D’où vient cette signification ? Sans doute de l’école de Pythagore. C’est dans cette pensée, à la fois mathématique et mystique, que se trouve formulée d’une part la distinction entre le Cosmos, région du supralunaire- ce qui est au-delà de la Lune- et notre région terrestre, qui est sub-lunaire. Dans le supra-lunaire, il y a ordre et beauté- c’est à dire : harmonie. Dans le sublunaire, il y a du désordre, du changement, de la corruption. De même, chez les pythagoriciens, la sphère est la figure parfaite.

En gros, pour un pythagoricien comme Philolaos de Crotone, voici comment se disposent les uns par rapport aux autres le Ciel (il serait plus juste de dire : le lieu céleste), la  Lune  et la Terre.


Philolaos a vécu entre 450 et 400 avant JC. Aristote hérite en partie de cette représentation.
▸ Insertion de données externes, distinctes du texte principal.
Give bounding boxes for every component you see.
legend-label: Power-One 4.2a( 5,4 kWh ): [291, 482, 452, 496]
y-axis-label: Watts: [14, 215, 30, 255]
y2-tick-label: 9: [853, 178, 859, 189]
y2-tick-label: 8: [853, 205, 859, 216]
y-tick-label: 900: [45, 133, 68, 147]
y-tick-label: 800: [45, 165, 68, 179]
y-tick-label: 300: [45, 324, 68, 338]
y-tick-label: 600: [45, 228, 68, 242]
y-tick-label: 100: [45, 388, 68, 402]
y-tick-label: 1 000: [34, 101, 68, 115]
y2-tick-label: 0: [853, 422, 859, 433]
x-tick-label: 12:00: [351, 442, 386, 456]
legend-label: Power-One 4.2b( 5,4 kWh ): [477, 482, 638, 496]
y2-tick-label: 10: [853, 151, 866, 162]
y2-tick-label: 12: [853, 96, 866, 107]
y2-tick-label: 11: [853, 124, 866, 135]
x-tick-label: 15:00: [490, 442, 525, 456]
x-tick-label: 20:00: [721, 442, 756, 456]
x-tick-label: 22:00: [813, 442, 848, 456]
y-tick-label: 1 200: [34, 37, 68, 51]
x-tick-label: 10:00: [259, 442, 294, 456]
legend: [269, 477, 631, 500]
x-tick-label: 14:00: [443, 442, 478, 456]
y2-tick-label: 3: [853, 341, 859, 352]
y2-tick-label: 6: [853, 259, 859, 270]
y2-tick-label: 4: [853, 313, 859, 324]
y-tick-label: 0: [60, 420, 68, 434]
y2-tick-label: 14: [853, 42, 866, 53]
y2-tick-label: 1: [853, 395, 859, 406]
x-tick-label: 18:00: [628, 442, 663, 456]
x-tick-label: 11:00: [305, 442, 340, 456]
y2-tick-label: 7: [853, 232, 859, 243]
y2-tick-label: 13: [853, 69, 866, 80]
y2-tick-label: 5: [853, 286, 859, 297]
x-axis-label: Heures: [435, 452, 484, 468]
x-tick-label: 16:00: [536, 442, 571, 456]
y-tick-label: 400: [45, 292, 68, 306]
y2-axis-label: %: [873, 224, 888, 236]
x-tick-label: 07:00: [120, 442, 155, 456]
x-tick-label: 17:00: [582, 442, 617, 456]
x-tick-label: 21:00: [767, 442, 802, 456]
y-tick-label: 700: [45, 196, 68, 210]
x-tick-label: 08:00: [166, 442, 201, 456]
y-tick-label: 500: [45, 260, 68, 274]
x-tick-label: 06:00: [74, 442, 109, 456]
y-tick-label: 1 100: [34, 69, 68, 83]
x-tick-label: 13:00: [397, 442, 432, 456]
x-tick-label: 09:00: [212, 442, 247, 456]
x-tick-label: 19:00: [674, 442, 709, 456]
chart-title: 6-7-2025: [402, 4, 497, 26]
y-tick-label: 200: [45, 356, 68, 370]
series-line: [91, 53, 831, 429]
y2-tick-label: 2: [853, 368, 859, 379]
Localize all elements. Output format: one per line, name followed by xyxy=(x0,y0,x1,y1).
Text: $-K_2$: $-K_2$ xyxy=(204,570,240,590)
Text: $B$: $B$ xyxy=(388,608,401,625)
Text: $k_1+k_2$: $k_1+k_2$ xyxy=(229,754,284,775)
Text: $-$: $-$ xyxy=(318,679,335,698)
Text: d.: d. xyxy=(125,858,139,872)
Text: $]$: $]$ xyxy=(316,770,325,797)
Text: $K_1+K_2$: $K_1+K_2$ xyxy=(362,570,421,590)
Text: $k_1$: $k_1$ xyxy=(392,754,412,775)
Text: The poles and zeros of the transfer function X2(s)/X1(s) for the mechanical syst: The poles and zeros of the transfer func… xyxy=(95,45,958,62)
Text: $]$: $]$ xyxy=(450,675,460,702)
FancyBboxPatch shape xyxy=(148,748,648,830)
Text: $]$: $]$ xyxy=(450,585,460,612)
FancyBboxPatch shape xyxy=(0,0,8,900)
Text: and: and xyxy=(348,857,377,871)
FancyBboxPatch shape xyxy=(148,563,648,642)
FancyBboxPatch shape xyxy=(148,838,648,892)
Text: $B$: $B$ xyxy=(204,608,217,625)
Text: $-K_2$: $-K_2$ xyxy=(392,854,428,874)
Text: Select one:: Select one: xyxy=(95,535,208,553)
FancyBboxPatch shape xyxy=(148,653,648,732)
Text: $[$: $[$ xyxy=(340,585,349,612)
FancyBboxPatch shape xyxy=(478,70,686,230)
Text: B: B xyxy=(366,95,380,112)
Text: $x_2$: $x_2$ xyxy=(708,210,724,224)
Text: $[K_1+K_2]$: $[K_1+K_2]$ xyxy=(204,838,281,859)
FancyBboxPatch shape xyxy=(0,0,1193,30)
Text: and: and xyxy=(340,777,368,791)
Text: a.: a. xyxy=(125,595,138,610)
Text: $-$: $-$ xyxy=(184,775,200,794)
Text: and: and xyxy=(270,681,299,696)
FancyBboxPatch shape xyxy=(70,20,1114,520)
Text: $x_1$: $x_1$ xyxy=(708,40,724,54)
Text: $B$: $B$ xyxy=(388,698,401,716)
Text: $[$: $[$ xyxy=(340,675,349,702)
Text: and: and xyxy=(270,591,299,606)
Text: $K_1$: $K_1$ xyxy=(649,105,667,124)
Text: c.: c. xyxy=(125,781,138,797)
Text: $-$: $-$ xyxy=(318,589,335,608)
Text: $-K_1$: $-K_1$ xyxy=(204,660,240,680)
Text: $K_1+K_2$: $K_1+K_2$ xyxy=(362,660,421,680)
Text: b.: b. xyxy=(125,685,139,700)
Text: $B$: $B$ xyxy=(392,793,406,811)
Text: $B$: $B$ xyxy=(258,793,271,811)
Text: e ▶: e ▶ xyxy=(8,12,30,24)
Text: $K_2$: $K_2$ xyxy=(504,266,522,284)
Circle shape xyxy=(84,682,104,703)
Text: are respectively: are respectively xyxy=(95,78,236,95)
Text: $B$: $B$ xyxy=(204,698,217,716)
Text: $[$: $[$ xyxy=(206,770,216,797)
Ce que nous pouvons retenir, c’est, d’une part, que d’après la première signification, le lieu céleste est situé au niveau de la sphère des étoiles fixes. D’autre part, il n’y a rien au-delà de cette sphère : « tous les corps qui sont dans un lieu nous sont perceptibles. Il n'y a donc pas de corps infini en dehors du ciel. Ceci même n'est pas vrai seulement avec cette restriction ; il faut dire, absolument parlant, qu'il n'y a point de corps en dehors du ciel » ( Du Ciel, 276 a, même traducteur). En  d’autres termes, le lieu céleste finit l’univers.

Deuxième signification :
« le ciel est le corps qui est continu à cette extrême circonférence de l’univers où sont la lune, le soleil et quelques autres astres ». (ἐν ᾧ σελήνη καὶ ἥλιος καὶ ἔνια τῶν ἄστρων) (sélènè, hélios, astrion). Selon cette deuxième signification, tout baigne dans le ciel - c’est à dire : dans ce lieu empli d’une substance. Du moins, tout ce qui est au-delà de la lune.

Troisième signification :
« ciel » désigne « le corps qui est enveloppé par la circonférence extrême »: « λέγομεν οὐρανὸν τὸ περιεχόμενον σῶμα ὑπὸ τῆς ἐσχάτης περιφορᾶς » Selon cette troisième signification, le ciel est à la fois contenu à l’intérieur de la sphère des étoiles fixes, et contenant de tout ce qui est visible.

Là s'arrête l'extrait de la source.